As an alternative, it seems it may be possible to build a tightvncserver with GLX support via Mesa (e.g mention here). That wouldn't be GPU accelerated of course (but how much graphics horsepower can email need???); of more concern is that (at least last time I tried), Debian wouldn't let you have more than one set of OpenGL libs installed on a machine at a time, and I wouldn't want to give up HW acceleration for local use.

I'll update here if I have any success one way or the other; I'm certainly still interested in any other (possible) solutions/pointers.

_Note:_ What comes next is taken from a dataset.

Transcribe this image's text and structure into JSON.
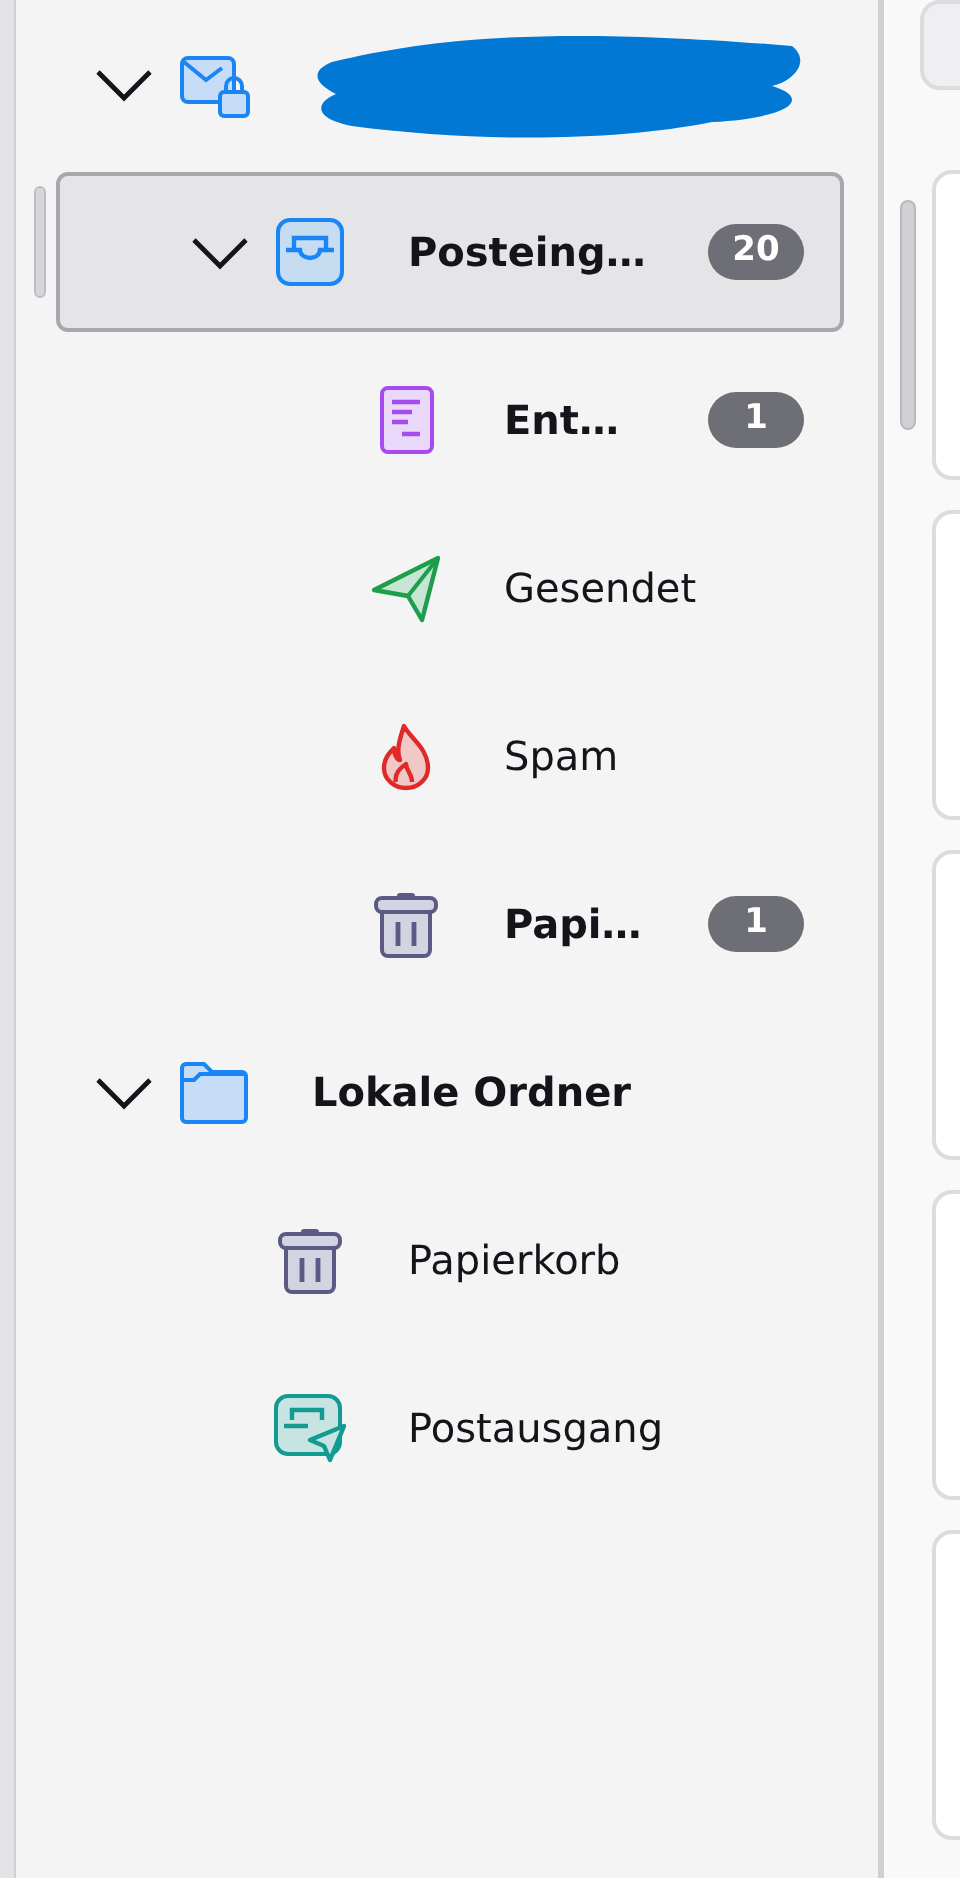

Progress: Installing VirtualGL via the appropriate .deb and following the instructions (not as bad as they first look; the coverage of a multitude of platforms bulks them up somewhat) gets me (HW accelerated!) GLX support in a tightvncserver. That's the first time I've seen that!

/opt/VirtualGL/bin/vglrun glxgears

enter image description here

Evolution does also work via this mechanism, solving my main problem.

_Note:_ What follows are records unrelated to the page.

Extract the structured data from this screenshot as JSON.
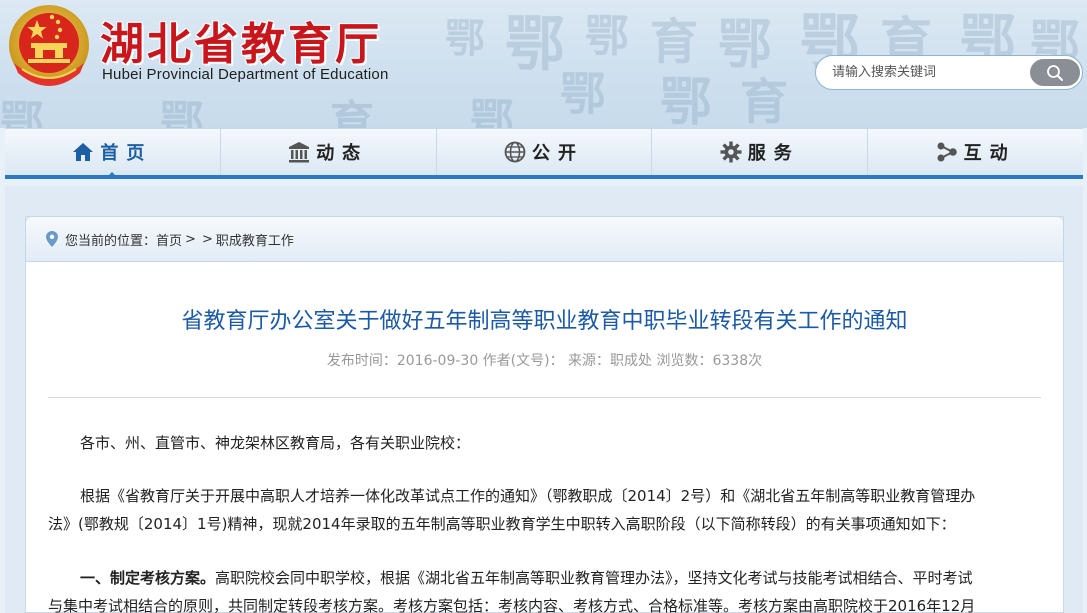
{
  "header": {
    "title": "湖北省教育厅",
    "subtitle": "Hubei Provincial Department of Education",
    "emblem_icon": "national-emblem-icon",
    "accent_color": "#c8161d"
  },
  "search": {
    "placeholder": "请输入搜索关键词",
    "button_icon": "search-icon"
  },
  "nav": {
    "items": [
      {
        "label": "首页",
        "icon": "home-icon",
        "active": true
      },
      {
        "label": "动态",
        "icon": "building-icon",
        "active": false
      },
      {
        "label": "公开",
        "icon": "globe-icon",
        "active": false
      },
      {
        "label": "服务",
        "icon": "gear-icon",
        "active": false
      },
      {
        "label": "互动",
        "icon": "share-icon",
        "active": false
      }
    ],
    "accent_color": "#2a79c4"
  },
  "breadcrumb": {
    "prefix": "您当前的位置：",
    "home": "首页",
    "separator": ">",
    "current": "职成教育工作"
  },
  "article": {
    "title": "省教育厅办公室关于做好五年制高等职业教育中职毕业转段有关工作的通知",
    "meta": "发布时间：2016-09-30 作者(文号)： 来源：职成处 浏览数：6338次",
    "salutation": "各市、州、直管市、神龙架林区教育局，各有关职业院校：",
    "para1_line1": "根据《省教育厅关于开展中高职人才培养一体化改革试点工作的通知》（鄂教职成〔2014〕2号）和《湖北省五年制高等职业教育管理办",
    "para1_line2": "法》(鄂教规〔2014〕1号)精神，现就2014年录取的五年制高等职业教育学生中职转入高职阶段（以下简称转段）的有关事项通知如下：",
    "para2_heading": "一、制定考核方案。",
    "para2_line1": "高职院校会同中职学校，根据《湖北省五年制高等职业教育管理办法》，坚持文化考试与技能考试相结合、平时考试",
    "para2_line2": "与集中考试相结合的原则，共同制定转段考核方案。考核方案包括：考核内容、考核方式、合格标准等。考核方案由高职院校于2016年12月"
  }
}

However, there are some significant issues with this method. It only works when someone is logged in to the host machine (and not when the gdm3 "greeter" is displaying, in which case vglrun obtains a "could not open display:0" error), and any sort of display transition (for example someone ctrl-alt-Fn-ing to a virtual console) will kill the vglrun app with a "Could not Read Pixels" error). Screen-locking seems OK though. For my purposes, I can live with this (there is someone else who is primary user of the machine I'm VNCing into, and they're always logged in and most unlikely to do anything as technical as a ctrl-alt-Fn away from the desktop), but it may not be ideal for others.

Update: actually, there is a fix enabling VNC+GLX use while the gdm3 "greeter" is showing. Simply drop a xhost +LOCAL: line near the start of /etc/gdm3/Init/Default. The vglserver_config script does actually attempt to do this (for insecure setups), but it doesn't know anything about gdm3's configuration files (it does check for gdm and xdm though). Although note that what would be better (and what the config script tries to do, assuming you've gone for the more secure options during setup, with the vglusers group) is to have a vglgenkey there instead, but this doesn't seem to do anything (doesn't create a /etc/opt/VirtualGL/vgl_xauth_key as its supposed to).

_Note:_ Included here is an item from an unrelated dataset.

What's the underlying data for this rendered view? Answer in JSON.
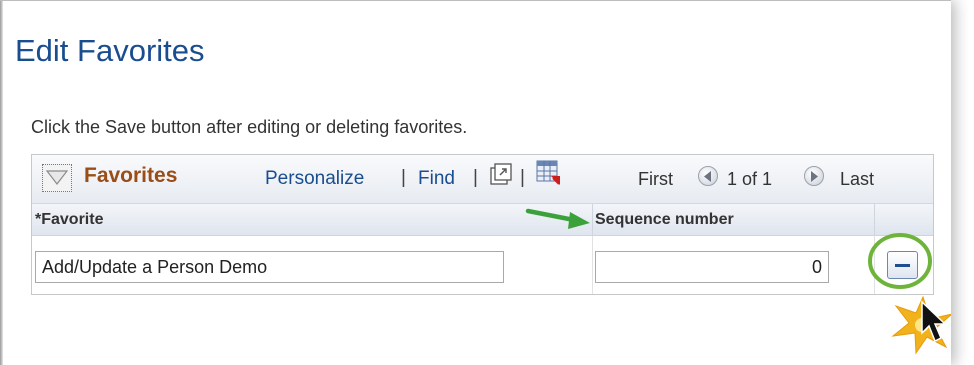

Update: Actually, creation of a /etc/opt/VirtualGL/vgl_xauth_key for gdm3 can be enabled by adding the Debian-gdm user to the vglusers group. But that just moves the problem elsewhere with vglrun now complaining about being unable to lock something in /var/run/gdm3/ (which has permissions root:Debian-gdm). I'm out of my depth at this point and the no doubt horribly insecure xhost +LOCAL: line will have to do.